The company has similar investments in PET recycling plants globally: a 13,600-metric-ton-per-year plant in France, a 22,700-metric-ton-per-year plant in Mexico, a 13,600-metric-ton-per-year plant in Austria and a 9,000-metric-ton-per-year plant in the Philippines that is expected to begin operations in the fourth quarter.

Vitters said the main intent of the collection centers at CCR is “to get material the company uses back into our system.” But he said Coca-Cola was “not opposed” to selling to others materials it collects that exceed its needs or that it doesn’t use in its manufacturing operations.

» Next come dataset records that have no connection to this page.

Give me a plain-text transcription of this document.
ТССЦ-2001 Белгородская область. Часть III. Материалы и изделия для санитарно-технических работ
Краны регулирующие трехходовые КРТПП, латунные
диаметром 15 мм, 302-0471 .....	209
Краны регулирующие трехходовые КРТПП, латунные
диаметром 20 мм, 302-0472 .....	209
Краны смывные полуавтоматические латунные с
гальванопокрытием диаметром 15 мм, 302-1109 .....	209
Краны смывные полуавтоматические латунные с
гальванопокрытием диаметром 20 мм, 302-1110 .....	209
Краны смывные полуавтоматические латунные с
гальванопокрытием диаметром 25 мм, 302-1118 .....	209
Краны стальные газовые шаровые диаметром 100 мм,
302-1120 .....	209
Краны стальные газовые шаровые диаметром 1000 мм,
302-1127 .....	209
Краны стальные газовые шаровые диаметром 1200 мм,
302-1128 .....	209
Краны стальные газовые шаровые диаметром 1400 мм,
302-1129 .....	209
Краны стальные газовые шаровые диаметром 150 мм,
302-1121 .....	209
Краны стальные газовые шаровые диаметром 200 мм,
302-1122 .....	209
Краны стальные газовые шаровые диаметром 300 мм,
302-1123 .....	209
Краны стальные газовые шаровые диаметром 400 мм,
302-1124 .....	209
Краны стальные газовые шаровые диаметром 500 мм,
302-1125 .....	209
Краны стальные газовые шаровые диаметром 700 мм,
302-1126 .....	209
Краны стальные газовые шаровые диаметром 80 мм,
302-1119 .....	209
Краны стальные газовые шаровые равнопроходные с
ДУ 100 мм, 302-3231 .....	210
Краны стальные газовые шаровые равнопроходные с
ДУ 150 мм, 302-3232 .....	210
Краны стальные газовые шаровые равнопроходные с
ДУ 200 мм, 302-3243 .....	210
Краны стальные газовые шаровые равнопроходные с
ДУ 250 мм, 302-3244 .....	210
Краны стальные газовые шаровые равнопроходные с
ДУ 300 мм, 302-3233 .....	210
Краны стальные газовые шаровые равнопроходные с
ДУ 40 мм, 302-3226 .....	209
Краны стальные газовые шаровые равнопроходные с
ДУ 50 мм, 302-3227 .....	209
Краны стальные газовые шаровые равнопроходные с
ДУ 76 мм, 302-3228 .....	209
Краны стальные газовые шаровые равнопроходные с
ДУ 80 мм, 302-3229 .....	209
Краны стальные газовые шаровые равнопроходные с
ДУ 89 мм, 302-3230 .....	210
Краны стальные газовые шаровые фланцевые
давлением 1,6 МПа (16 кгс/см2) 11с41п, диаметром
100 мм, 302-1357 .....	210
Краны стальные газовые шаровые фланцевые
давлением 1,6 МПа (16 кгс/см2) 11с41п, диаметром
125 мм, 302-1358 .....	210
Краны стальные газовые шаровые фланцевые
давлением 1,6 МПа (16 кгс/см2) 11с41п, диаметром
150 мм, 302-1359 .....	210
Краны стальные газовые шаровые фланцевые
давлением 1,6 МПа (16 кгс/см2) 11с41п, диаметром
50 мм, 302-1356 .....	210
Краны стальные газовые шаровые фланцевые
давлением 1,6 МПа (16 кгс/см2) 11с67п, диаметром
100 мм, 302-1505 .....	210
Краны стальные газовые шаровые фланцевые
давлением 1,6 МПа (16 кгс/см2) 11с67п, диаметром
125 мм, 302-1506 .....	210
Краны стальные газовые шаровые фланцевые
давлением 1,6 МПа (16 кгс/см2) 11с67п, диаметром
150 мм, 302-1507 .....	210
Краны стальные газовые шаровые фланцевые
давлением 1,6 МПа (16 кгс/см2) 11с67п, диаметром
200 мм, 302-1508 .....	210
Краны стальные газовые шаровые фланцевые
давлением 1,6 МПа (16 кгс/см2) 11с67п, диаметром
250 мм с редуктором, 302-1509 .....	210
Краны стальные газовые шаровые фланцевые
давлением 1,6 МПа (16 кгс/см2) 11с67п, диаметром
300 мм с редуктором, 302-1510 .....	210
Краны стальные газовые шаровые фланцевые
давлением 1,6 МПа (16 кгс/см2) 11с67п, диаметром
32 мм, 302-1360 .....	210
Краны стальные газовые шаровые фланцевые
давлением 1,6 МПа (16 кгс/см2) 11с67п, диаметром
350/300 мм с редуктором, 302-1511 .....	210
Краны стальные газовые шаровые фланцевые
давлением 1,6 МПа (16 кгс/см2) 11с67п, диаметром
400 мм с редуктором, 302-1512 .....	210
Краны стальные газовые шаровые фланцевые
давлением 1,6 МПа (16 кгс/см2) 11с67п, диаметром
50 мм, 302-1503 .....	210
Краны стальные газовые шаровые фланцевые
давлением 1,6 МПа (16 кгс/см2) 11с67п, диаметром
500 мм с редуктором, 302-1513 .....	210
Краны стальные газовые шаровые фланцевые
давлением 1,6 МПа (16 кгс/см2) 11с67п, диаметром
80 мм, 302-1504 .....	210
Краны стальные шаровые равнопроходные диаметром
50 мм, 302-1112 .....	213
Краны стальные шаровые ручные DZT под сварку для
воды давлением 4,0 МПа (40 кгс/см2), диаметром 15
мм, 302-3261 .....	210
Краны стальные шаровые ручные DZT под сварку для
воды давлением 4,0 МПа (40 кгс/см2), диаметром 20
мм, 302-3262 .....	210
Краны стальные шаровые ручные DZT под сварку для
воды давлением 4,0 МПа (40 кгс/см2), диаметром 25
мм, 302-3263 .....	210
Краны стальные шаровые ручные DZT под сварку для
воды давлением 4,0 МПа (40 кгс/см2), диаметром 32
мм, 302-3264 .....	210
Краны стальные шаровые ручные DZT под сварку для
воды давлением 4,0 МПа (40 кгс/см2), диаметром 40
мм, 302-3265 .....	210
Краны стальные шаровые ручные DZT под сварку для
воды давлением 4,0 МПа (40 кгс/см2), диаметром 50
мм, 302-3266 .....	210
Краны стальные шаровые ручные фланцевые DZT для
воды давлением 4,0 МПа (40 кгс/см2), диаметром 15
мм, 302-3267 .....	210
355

Burgess said CCR will sell other materials that its operations collect, including high and low density polyethylene, shrink film, stretch film, strapping from bales, polypropylene closures, old corrugated cartons and paper waste from offices.

Burgess said the centers would be patterned at a year-old pilot center in Eagan, Minnesota, that collected 113 metric tons of material in its first year. He said volume and efficiency has improved more than 20 percent in that time.

He said the next collection center will be in Indianapolis, and that CCR was looking at locations in Florida and Texas after that. The company’s goal is to have nine open by the end of the year.

“The long-term key to recovery of materials is to make it part of the daily routine, so you do it as you go and don’t let the material pile up,” said Burgess. “You have to change the mind-set of workers so recycling is imbedded in the culture.”

He added: “Our long-term goal is to eventually capture 100 percent of the material used in our system and get all operations aligned around a common practice and in a common system.”

In late 2008, he said the company will put together some pilot programs to evaluate how to collect materials in the communities where the collection centers are located. The first focus will likely be existing customers and suppliers, and possibly other manufacturers.

“We have scaled this to have an upside,” Burgess said. “We think the opportunities are very good” to expand collection beyond the initial internal focus.